The BCTF released a statement on behalf of its president Jim Iker Thursday morning expressing this frustration.
“Education Minister Peter Fassbender’s recent media tour is a clear contravention of a media blackout that the BCTF, BCPSEA [B.C. Public School Employers’ Association], and government agreed to when Vince Ready first engaged in the bargaining process,” the statement says.
“It is unhelpful that the minister is again playing politics in the media instead of allowing bargaining to resume behind closed doors,” it continues. “It shows a lack of integrity and highlights the government’s ongoing attempts to derail meaningful negotiations.”
The BCTF and BCPSEA announced Aug. 14 that veteran mediator Vince Ready has agreed to monitor talks and start mediation once he believed it would be productive.
“The parties agreed that they will not engage in public discussion pending further discussions with Mr. Ready,” the Aug. 14 press release from the BCTF stated.
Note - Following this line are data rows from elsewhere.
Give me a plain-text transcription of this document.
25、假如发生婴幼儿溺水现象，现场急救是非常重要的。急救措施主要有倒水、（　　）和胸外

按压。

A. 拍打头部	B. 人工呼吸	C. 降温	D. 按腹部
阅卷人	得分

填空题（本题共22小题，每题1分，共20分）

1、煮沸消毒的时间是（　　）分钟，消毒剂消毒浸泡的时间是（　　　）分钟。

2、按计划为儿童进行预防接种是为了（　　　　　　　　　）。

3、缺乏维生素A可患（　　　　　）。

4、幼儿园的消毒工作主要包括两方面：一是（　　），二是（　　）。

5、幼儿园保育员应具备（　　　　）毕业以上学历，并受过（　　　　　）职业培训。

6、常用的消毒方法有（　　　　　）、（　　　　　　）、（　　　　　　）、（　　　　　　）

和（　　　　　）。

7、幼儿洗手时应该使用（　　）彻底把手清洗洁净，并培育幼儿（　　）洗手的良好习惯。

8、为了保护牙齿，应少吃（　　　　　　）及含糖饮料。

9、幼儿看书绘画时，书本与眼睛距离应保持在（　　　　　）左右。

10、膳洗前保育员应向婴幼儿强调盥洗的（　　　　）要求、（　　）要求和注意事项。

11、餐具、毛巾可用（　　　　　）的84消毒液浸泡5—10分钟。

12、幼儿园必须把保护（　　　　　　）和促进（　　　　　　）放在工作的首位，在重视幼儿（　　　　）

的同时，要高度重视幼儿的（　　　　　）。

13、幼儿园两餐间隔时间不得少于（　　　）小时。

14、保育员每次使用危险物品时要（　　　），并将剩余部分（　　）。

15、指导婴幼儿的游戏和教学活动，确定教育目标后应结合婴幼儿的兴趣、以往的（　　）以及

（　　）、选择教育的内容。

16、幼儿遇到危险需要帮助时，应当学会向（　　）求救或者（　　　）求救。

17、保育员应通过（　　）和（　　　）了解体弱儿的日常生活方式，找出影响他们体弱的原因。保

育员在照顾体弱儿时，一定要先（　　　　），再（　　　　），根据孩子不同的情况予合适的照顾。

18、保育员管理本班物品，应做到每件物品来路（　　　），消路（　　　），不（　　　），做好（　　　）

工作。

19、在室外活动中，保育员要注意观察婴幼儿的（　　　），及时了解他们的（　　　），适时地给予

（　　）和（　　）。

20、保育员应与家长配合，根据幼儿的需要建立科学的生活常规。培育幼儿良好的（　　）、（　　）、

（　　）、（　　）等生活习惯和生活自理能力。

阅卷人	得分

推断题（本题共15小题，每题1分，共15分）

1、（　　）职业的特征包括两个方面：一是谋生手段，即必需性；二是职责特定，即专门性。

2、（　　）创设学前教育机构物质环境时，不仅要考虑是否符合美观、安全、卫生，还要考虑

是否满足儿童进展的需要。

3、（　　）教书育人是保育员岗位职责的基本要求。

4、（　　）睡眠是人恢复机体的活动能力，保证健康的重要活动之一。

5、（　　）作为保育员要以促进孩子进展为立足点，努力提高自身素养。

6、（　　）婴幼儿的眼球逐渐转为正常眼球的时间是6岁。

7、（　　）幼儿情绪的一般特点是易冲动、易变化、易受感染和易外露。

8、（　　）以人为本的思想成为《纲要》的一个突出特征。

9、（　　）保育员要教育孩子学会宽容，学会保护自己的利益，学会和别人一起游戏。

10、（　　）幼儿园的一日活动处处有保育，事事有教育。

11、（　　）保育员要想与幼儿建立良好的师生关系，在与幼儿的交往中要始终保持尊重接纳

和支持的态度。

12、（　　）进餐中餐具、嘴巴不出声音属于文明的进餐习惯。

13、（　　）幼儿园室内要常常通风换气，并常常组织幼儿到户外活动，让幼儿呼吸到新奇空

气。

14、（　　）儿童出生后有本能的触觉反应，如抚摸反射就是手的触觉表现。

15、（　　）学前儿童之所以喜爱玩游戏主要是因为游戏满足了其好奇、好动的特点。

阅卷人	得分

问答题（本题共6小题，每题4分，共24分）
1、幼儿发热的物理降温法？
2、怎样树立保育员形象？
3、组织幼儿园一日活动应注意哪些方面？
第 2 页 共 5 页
“Today, I am calling on Peter Fassbender to honour the media blackout and instruct BCPSEA to immediately begin intensive mediation with the assistance of Vince Ready,” the Aug. 21 statement from Iker read.
Fassbender talked to reporters about the government’s bcparentinfo.ca website, which includes bargaining news, information about caregiver support for parents, student achievement information and learning resources. He said the $350,000 spent to establish and promote the website hails from the government’s communications budget.
Fassbender said the claim it costs the government less than $40 a day per student to have them in classrooms with teachers is “absolutely not the case.”
“The $40 a day is based on the estimated number of students and the savings that the province may realize if a strike continues,” he said.
Tuesday, Sept. 2, is meant to be the first day of public school in Vancouver.